Поляки, покинувшие СССР, оказали после отъезда своим менее удачливым бывшим солагерникам одну неоценимую услугу. Армия Андерса и польское правительство в изгнании провели в Иране и Палестине несколько опросов военных и членов их семей с тем, чтобы точно установить, как обошлись в СССР с депортированными поляками. Поскольку люди, эвакуированные Андерсом, составили единственную большую группу бывших заключенных, которой когда-либо было разрешено покинуть СССР, результаты этих опросов и предпринятых на скорую руку исторических расследований на протяжении полувека оставались уникальным весомым свидетельством о ГУЛАГе. В своих рамках это свидетельство было на удивление точным: хотя бывшие польские заключенные не слишком хорошо понимали историю ГУЛАГа, они сумели передать колоссальный размах лагерной системы, ее географическую протяженность (для этого им нужно было только указать места, где они содержались) и царившие в ней в военные годы ужасающие условия жизни.
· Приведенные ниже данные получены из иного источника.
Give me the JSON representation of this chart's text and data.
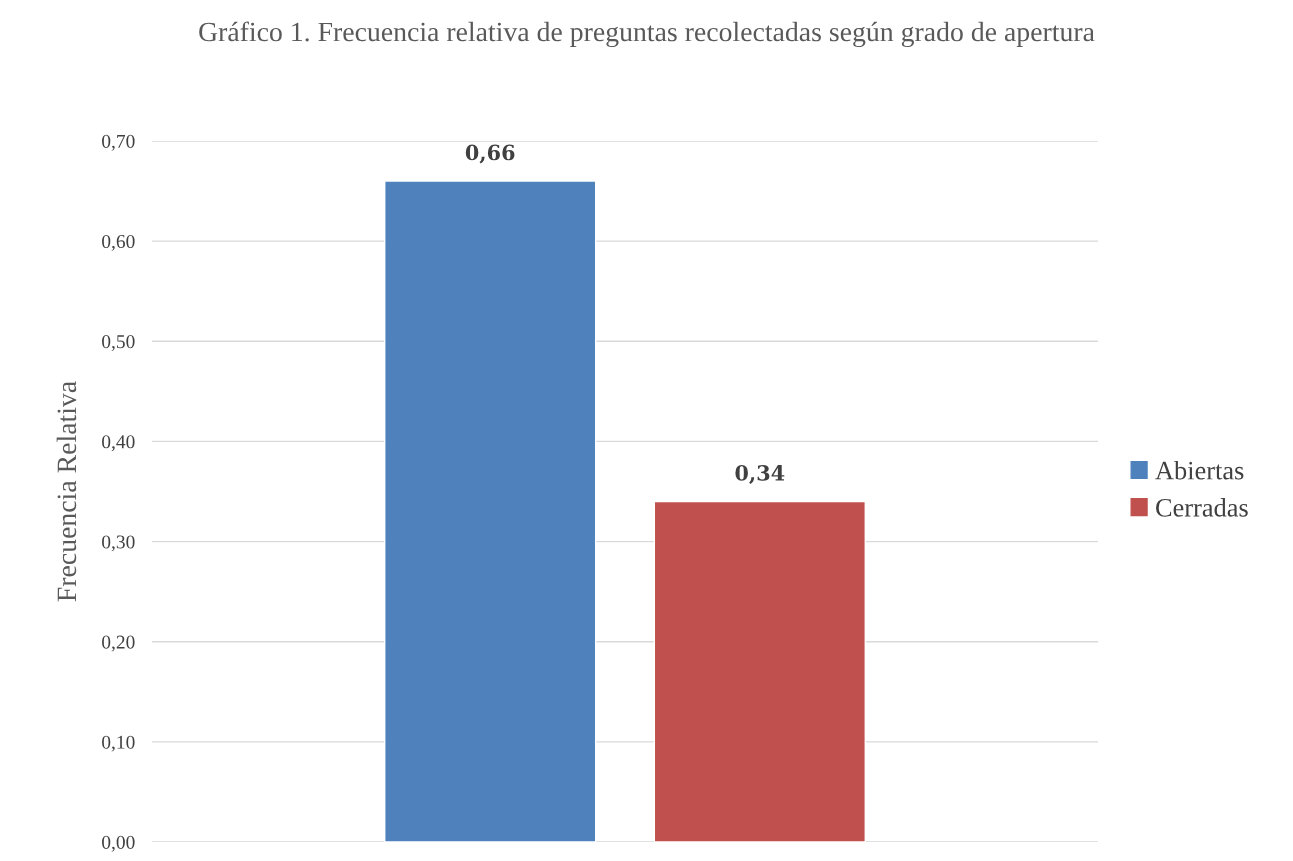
{
  "chart_data": {
    "type": "bar",
    "title": "Gráfico 1. Frecuencia relativa de preguntas recolectadas según grado de apertura",
    "ylabel": "Frecuencia Relativa",
    "categories": [
      null
    ],
    "series": [
      {
        "name": "Abiertas",
        "color": "#4f81bd",
        "values": [
          0.66
        ],
        "value_labels": [
          "0,66"
        ]
      },
      {
        "name": "Cerradas",
        "color": "#c0504d",
        "values": [
          0.34
        ],
        "value_labels": [
          "0,34"
        ]
      }
    ],
    "ylim": [
      0,
      0.7
    ],
    "yticks": [
      {
        "value": 0,
        "label": "0,00"
      },
      {
        "value": 0.1,
        "label": "0,10"
      },
      {
        "value": 0.2,
        "label": "0,20"
      },
      {
        "value": 0.3,
        "label": "0,30"
      },
      {
        "value": 0.4,
        "label": "0,40"
      },
      {
        "value": 0.5,
        "label": "0,50"
      },
      {
        "value": 0.6,
        "label": "0,60"
      },
      {
        "value": 0.7,
        "label": "0,70"
      }
    ],
    "grid": "y",
    "legend": "right"
  }
}
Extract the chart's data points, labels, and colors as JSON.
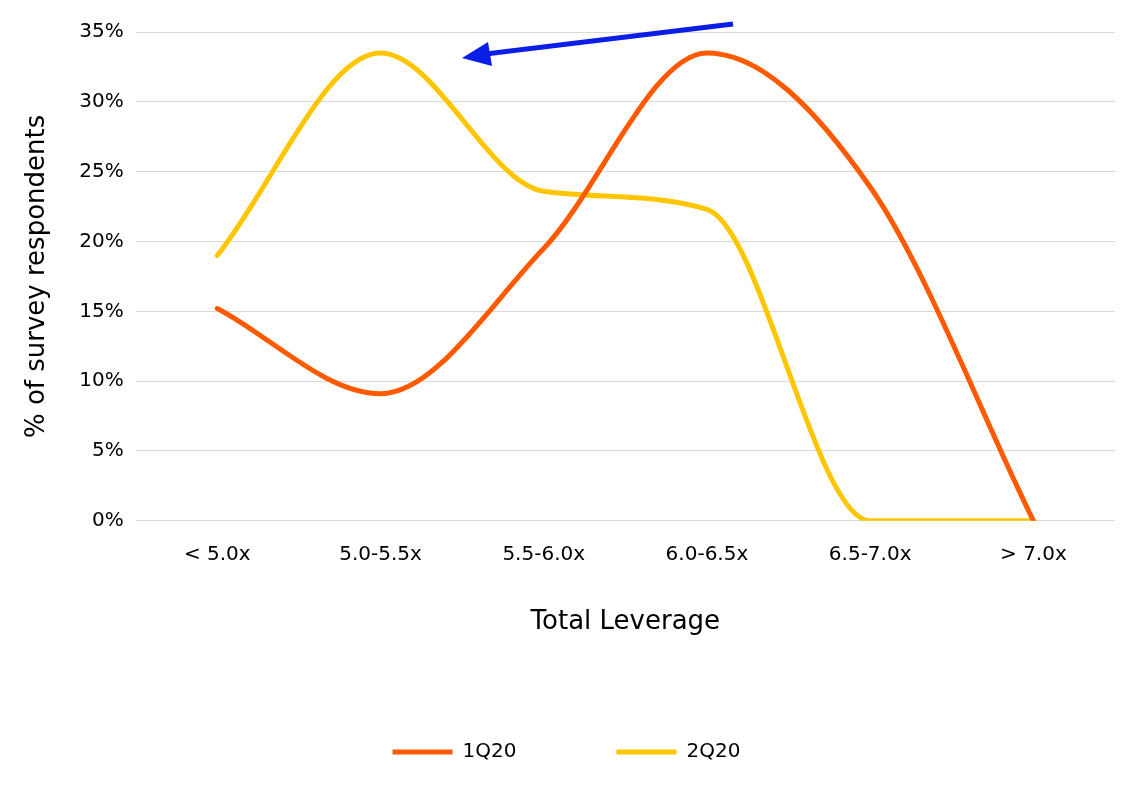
{
  "chart_data": {
    "type": "line",
    "xlabel": "Total Leverage",
    "ylabel": "% of survey respondents",
    "categories": [
      "< 5.0x",
      "5.0-5.5x",
      "5.5-6.0x",
      "6.0-6.5x",
      "6.5-7.0x",
      "> 7.0x"
    ],
    "series": [
      {
        "name": "1Q20",
        "color": "#ff5a00",
        "values": [
          15.2,
          9.1,
          19.5,
          33.5,
          23.9,
          0
        ]
      },
      {
        "name": "2Q20",
        "color": "#ffc600",
        "values": [
          19.0,
          33.5,
          23.6,
          22.3,
          0,
          0
        ]
      }
    ],
    "ylim": [
      0,
      35
    ],
    "yticks": [
      {
        "value": 0,
        "label": "0%"
      },
      {
        "value": 5,
        "label": "5%"
      },
      {
        "value": 10,
        "label": "10%"
      },
      {
        "value": 15,
        "label": "15%"
      },
      {
        "value": 20,
        "label": "20%"
      },
      {
        "value": 25,
        "label": "25%"
      },
      {
        "value": 30,
        "label": "30%"
      },
      {
        "value": 35,
        "label": "35%"
      }
    ],
    "grid": "y",
    "legend": "bottom",
    "marker": "none",
    "line_style": "solid"
  }
}
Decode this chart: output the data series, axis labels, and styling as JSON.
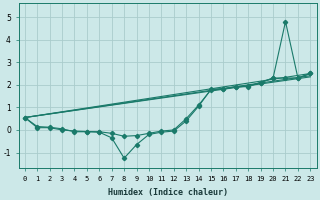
{
  "xlabel": "Humidex (Indice chaleur)",
  "bg_color": "#cce8e8",
  "grid_color": "#aacccc",
  "line_color": "#1a7a6a",
  "xlim": [
    -0.5,
    23.5
  ],
  "ylim": [
    -1.7,
    5.6
  ],
  "yticks": [
    -1,
    0,
    1,
    2,
    3,
    4,
    5
  ],
  "xticks": [
    0,
    1,
    2,
    3,
    4,
    5,
    6,
    7,
    8,
    9,
    10,
    11,
    12,
    13,
    14,
    15,
    16,
    17,
    18,
    19,
    20,
    21,
    22,
    23
  ],
  "straight_line1": [
    [
      0,
      0.55
    ],
    [
      23,
      2.5
    ]
  ],
  "straight_line2": [
    [
      0,
      0.55
    ],
    [
      23,
      2.35
    ]
  ],
  "straight_line3": [
    [
      0,
      0.55
    ],
    [
      23,
      2.4
    ]
  ],
  "main_curve_x": [
    0,
    1,
    2,
    3,
    4,
    5,
    6,
    7,
    8,
    9,
    10,
    11,
    12,
    13,
    14,
    15,
    16,
    17,
    18,
    19,
    20,
    21,
    22,
    23
  ],
  "main_curve_y": [
    0.55,
    0.15,
    0.12,
    0.05,
    -0.08,
    -0.08,
    -0.1,
    -0.35,
    -1.25,
    -0.65,
    -0.2,
    -0.1,
    -0.05,
    0.4,
    1.05,
    1.8,
    1.82,
    1.92,
    1.95,
    2.1,
    2.3,
    4.8,
    2.3,
    2.5
  ],
  "second_curve_x": [
    0,
    1,
    2,
    3,
    4,
    5,
    6,
    7,
    8,
    9,
    10,
    11,
    12,
    13,
    14,
    15,
    16,
    17,
    18,
    19,
    20,
    21,
    22,
    23
  ],
  "second_curve_y": [
    0.55,
    0.1,
    0.1,
    0.0,
    -0.05,
    -0.07,
    -0.08,
    -0.15,
    -0.28,
    -0.25,
    -0.15,
    -0.05,
    0.0,
    0.5,
    1.1,
    1.78,
    1.82,
    1.9,
    1.92,
    2.1,
    2.3,
    2.3,
    2.3,
    2.5
  ],
  "xlabel_fontsize": 6.0,
  "tick_fontsize_x": 5.0,
  "tick_fontsize_y": 5.5
}
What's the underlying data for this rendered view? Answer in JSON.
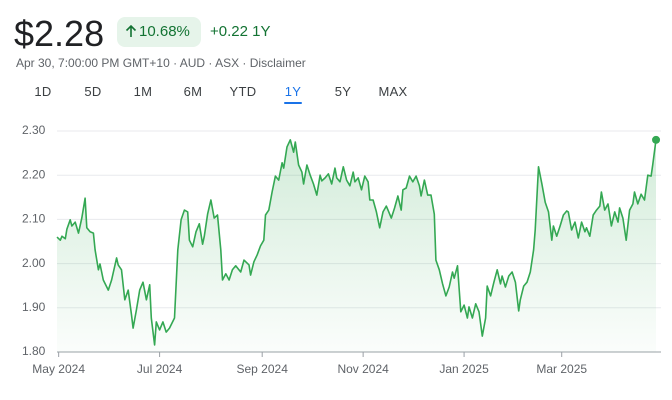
{
  "header": {
    "price": "$2.28",
    "change_percent": "10.68%",
    "change": "+0.22 1Y",
    "subline": "Apr 30, 7:00:00 PM GMT+10 · AUD · ASX · Disclaimer",
    "tabs": [
      "1D",
      "5D",
      "1M",
      "6M",
      "YTD",
      "1Y",
      "5Y",
      "MAX"
    ],
    "selected_tab": "1Y"
  },
  "chart_data": {
    "type": "line",
    "color": "#34a853",
    "grid": true,
    "ylim": [
      1.8,
      2.3
    ],
    "yticks": [
      {
        "value": 1.8,
        "label": "1.80"
      },
      {
        "value": 1.9,
        "label": "1.90"
      },
      {
        "value": 2.0,
        "label": "2.00"
      },
      {
        "value": 2.1,
        "label": "2.10"
      },
      {
        "value": 2.2,
        "label": "2.20"
      },
      {
        "value": 2.3,
        "label": "2.30"
      }
    ],
    "xlim": [
      -1,
      364
    ],
    "xticks": [
      {
        "value": 0,
        "label": "May 2024"
      },
      {
        "value": 61,
        "label": "Jul 2024"
      },
      {
        "value": 123,
        "label": "Sep 2024"
      },
      {
        "value": 184,
        "label": "Nov 2024"
      },
      {
        "value": 245,
        "label": "Jan 2025"
      },
      {
        "value": 304,
        "label": "Mar 2025"
      }
    ],
    "x": [
      -1,
      1,
      2,
      4,
      5,
      7,
      8,
      10,
      12,
      14,
      16,
      17,
      19,
      21,
      22,
      24,
      25,
      27,
      30,
      32,
      35,
      36,
      38,
      40,
      42,
      44,
      45,
      47,
      49,
      51,
      53,
      55,
      56,
      58,
      59,
      61,
      63,
      65,
      67,
      70,
      72,
      74,
      76,
      78,
      79,
      81,
      83,
      85,
      87,
      88,
      90,
      92,
      94,
      96,
      98,
      99,
      101,
      103,
      105,
      107,
      110,
      112,
      115,
      116,
      118,
      120,
      122,
      124,
      125,
      127,
      129,
      131,
      133,
      135,
      136,
      138,
      140,
      142,
      143,
      145,
      147,
      148,
      150,
      152,
      154,
      156,
      158,
      159,
      161,
      163,
      165,
      167,
      168,
      170,
      172,
      174,
      176,
      178,
      179,
      181,
      183,
      185,
      187,
      188,
      190,
      192,
      194,
      196,
      198,
      199,
      201,
      203,
      205,
      207,
      208,
      210,
      212,
      214,
      216,
      218,
      219,
      221,
      223,
      225,
      227,
      228,
      230,
      232,
      234,
      236,
      238,
      239,
      241,
      243,
      245,
      247,
      248,
      250,
      252,
      254,
      256,
      258,
      259,
      261,
      263,
      265,
      267,
      268,
      270,
      272,
      274,
      276,
      278,
      279,
      281,
      283,
      285,
      287,
      288,
      290,
      292,
      294,
      296,
      298,
      299,
      301,
      303,
      305,
      307,
      308,
      310,
      312,
      314,
      316,
      318,
      319,
      321,
      323,
      325,
      327,
      328,
      330,
      332,
      334,
      336,
      338,
      339,
      341,
      343,
      345,
      347,
      348,
      350,
      352,
      354,
      356,
      358,
      359,
      361
    ],
    "values": [
      2.06,
      2.053,
      2.062,
      2.056,
      2.078,
      2.099,
      2.085,
      2.094,
      2.069,
      2.103,
      2.148,
      2.081,
      2.072,
      2.069,
      2.031,
      1.986,
      1.999,
      1.963,
      1.94,
      1.963,
      2.013,
      1.997,
      1.986,
      1.918,
      1.94,
      1.884,
      1.854,
      1.895,
      1.94,
      1.958,
      1.918,
      1.952,
      1.877,
      1.816,
      1.868,
      1.85,
      1.868,
      1.845,
      1.854,
      1.877,
      2.031,
      2.099,
      2.121,
      2.117,
      2.053,
      2.038,
      2.072,
      2.09,
      2.044,
      2.062,
      2.112,
      2.144,
      2.103,
      2.11,
      2.031,
      1.963,
      1.977,
      1.963,
      1.986,
      1.995,
      1.981,
      2.008,
      1.997,
      1.974,
      2.004,
      2.02,
      2.04,
      2.053,
      2.11,
      2.121,
      2.162,
      2.198,
      2.189,
      2.228,
      2.216,
      2.264,
      2.28,
      2.252,
      2.275,
      2.223,
      2.207,
      2.18,
      2.223,
      2.2,
      2.18,
      2.155,
      2.2,
      2.187,
      2.194,
      2.203,
      2.18,
      2.216,
      2.194,
      2.185,
      2.219,
      2.189,
      2.176,
      2.207,
      2.185,
      2.194,
      2.167,
      2.198,
      2.185,
      2.144,
      2.144,
      2.117,
      2.081,
      2.117,
      2.13,
      2.121,
      2.103,
      2.126,
      2.153,
      2.121,
      2.167,
      2.171,
      2.198,
      2.185,
      2.198,
      2.176,
      2.153,
      2.189,
      2.155,
      2.155,
      2.112,
      2.008,
      1.986,
      1.954,
      1.927,
      1.947,
      1.981,
      1.967,
      1.995,
      1.891,
      1.906,
      1.877,
      1.902,
      1.877,
      1.909,
      1.891,
      1.836,
      1.877,
      1.949,
      1.927,
      1.958,
      1.986,
      1.954,
      1.972,
      1.947,
      1.972,
      1.981,
      1.958,
      1.893,
      1.918,
      1.949,
      1.958,
      1.981,
      2.031,
      2.076,
      2.219,
      2.18,
      2.139,
      2.117,
      2.053,
      2.085,
      2.062,
      2.085,
      2.11,
      2.119,
      2.117,
      2.076,
      2.094,
      2.058,
      2.094,
      2.072,
      2.081,
      2.062,
      2.11,
      2.121,
      2.13,
      2.162,
      2.121,
      2.135,
      2.085,
      2.117,
      2.094,
      2.126,
      2.103,
      2.053,
      2.121,
      2.135,
      2.162,
      2.135,
      2.157,
      2.144,
      2.2,
      2.198,
      2.223,
      2.28
    ]
  }
}
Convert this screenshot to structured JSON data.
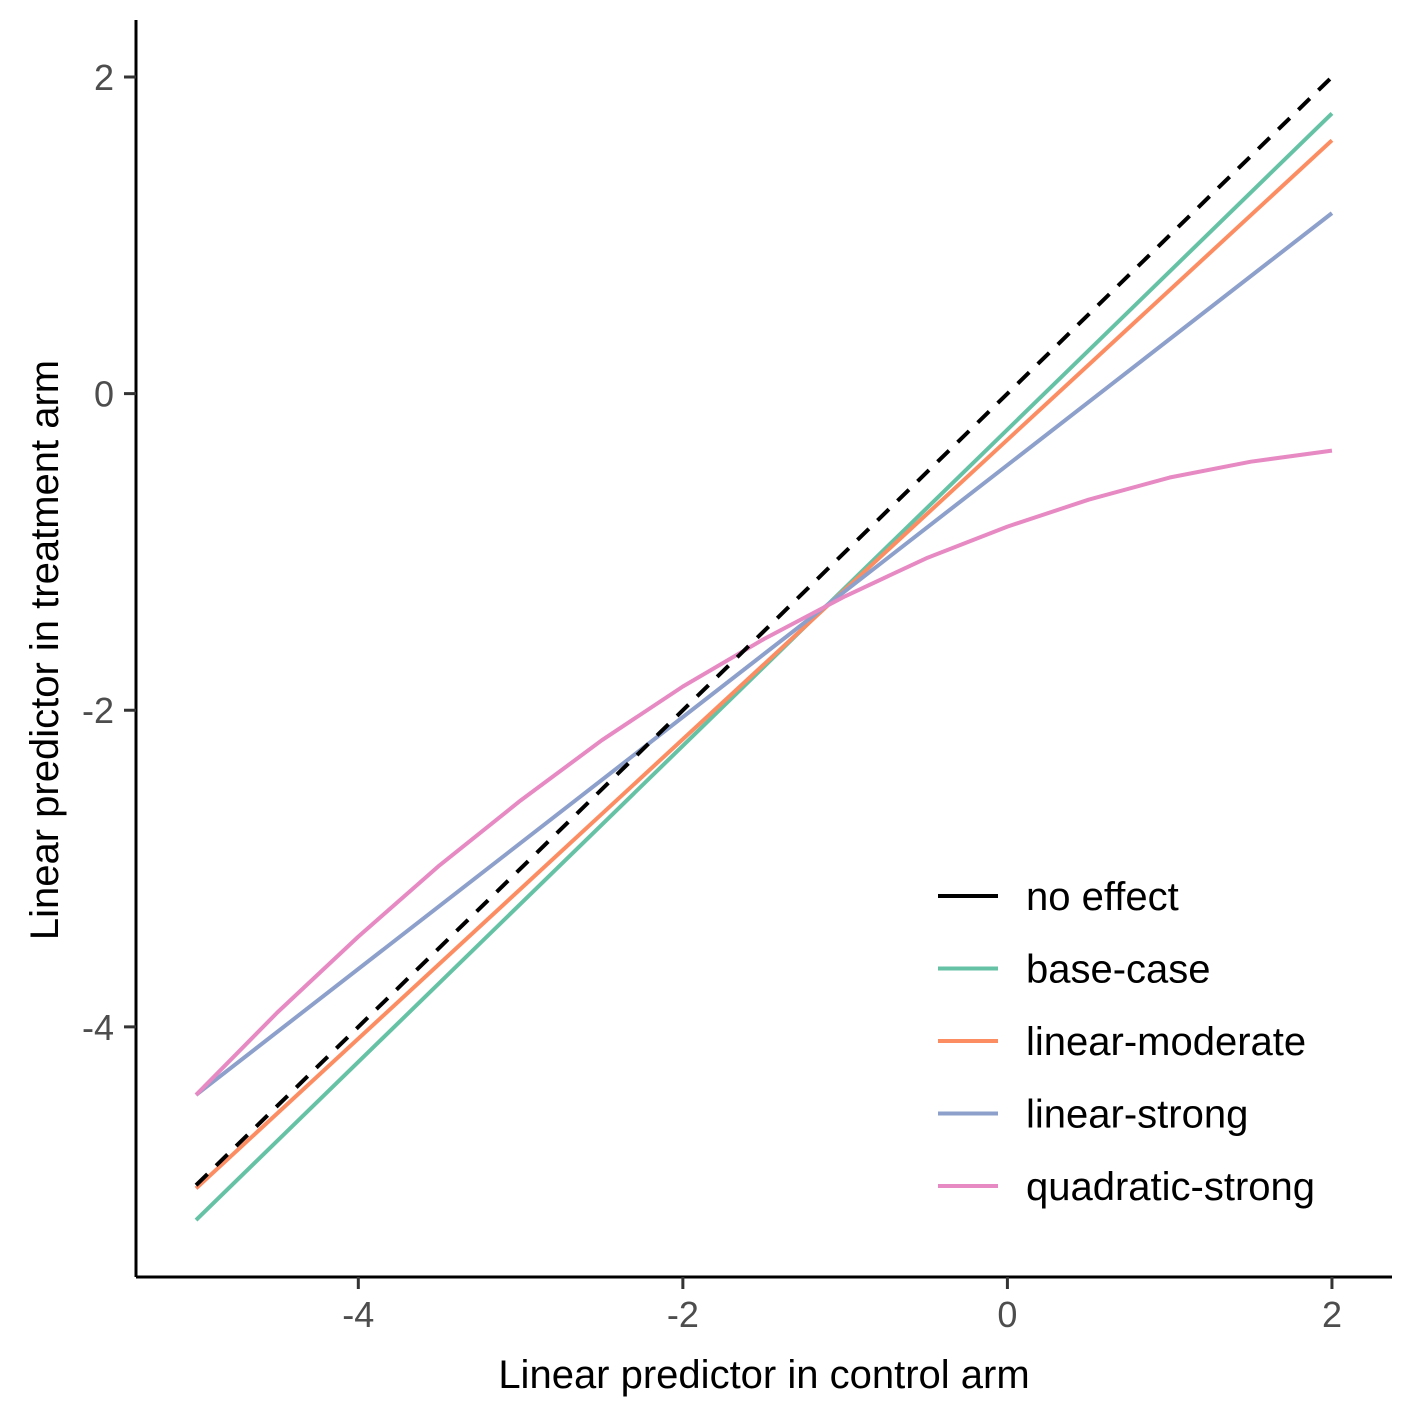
{
  "chart_data": {
    "type": "line",
    "title": "",
    "xlabel": "Linear predictor in control arm",
    "ylabel": "Linear predictor in treatment arm",
    "xlim": [
      -5.37,
      2.37
    ],
    "ylim": [
      -5.58,
      2.36
    ],
    "xticks": [
      -4,
      -2,
      0,
      2
    ],
    "yticks": [
      -4,
      -2,
      0,
      2
    ],
    "grid": false,
    "legend_position": "bottom-right",
    "series": [
      {
        "name": "no effect",
        "color": "#000000",
        "dash": true,
        "x": [
          -5,
          2
        ],
        "y": [
          -5,
          2
        ]
      },
      {
        "name": "base-case",
        "color": "#66c2a5",
        "dash": false,
        "x": [
          -5,
          2
        ],
        "y": [
          -5.22,
          1.77
        ]
      },
      {
        "name": "linear-moderate",
        "color": "#fc8d62",
        "dash": false,
        "x": [
          -5,
          2
        ],
        "y": [
          -5.02,
          1.6
        ]
      },
      {
        "name": "linear-strong",
        "color": "#8da0cb",
        "dash": false,
        "x": [
          -5,
          2
        ],
        "y": [
          -4.43,
          1.14
        ]
      },
      {
        "name": "quadratic-strong",
        "color": "#e78ac3",
        "dash": false,
        "x": [
          -5,
          -4.5,
          -4,
          -3.5,
          -3,
          -2.5,
          -2,
          -1.5,
          -1,
          -0.5,
          0,
          0.5,
          1,
          1.5,
          2
        ],
        "y": [
          -4.43,
          -3.91,
          -3.43,
          -2.98,
          -2.57,
          -2.19,
          -1.85,
          -1.55,
          -1.28,
          -1.04,
          -0.84,
          -0.67,
          -0.53,
          -0.43,
          -0.36
        ]
      }
    ]
  }
}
После войны эти описания пережитого поляками легли в основу докладов о советских лагерях принудительного труда, выпущенных в США Библиотекой Конгресса и Американской федерацией труда. Содержавшиеся там прямые описания советского рабства потрясли многих американцев, чьи представления о лагерях в СССР были тогда гораздо менее четкими, чем в 1920‑е годы, когда предпринимались попытки бойкота советского леса. Эти доклады стали достоянием широкой общественности, и в 1949 году, пытаясь побудить ООН к расследованию практики принудительного труда в государствах-членах, АФТ представила ООН большой массив свидетельств о рабстве в СССР:
Не прошло и четырех лет с тех пор, как рабочие всего мира одержали свою первую победу, победу над нацистским тоталитаризмом, с огромными жертвами выиграв войну против политики порабощения народов всех стран, оккупированных нацистами. <…> И вот, несмотря на победу союзников, мир глубоко встревожен сообщениями, которые говорят о том, что зло, против которого мы сражались и за искоренение которого столь многие отдали жизнь, по-прежнему свирепствует в различных частях земли…
[1624]
Уже шла холодная война.
Жизнь в лагерях во многих случаях отражала жизнь в СССР в целом, отзывалась на происходившие в стране события, и это особенно верно в отношении последних лет Второй мировой войны. Германия агонизировала, и мысли Сталина обратились к послевоенному мироустройству. Его планы втянуть Центральную Европу в советскую сферу влияния обрели конкретные очертания. НКВД, со своей стороны, вступил в экспансионистскую, “международную” стадию существования. “В этой войне не так, как в прошлой, – заметил Сталин в разговоре с Тито, записанном югославским коммунистом Милованом Джиласом, – а кто занимает территорию, насаждает там, куда приходит его армия, свою социальную систему. Иначе и быть не может”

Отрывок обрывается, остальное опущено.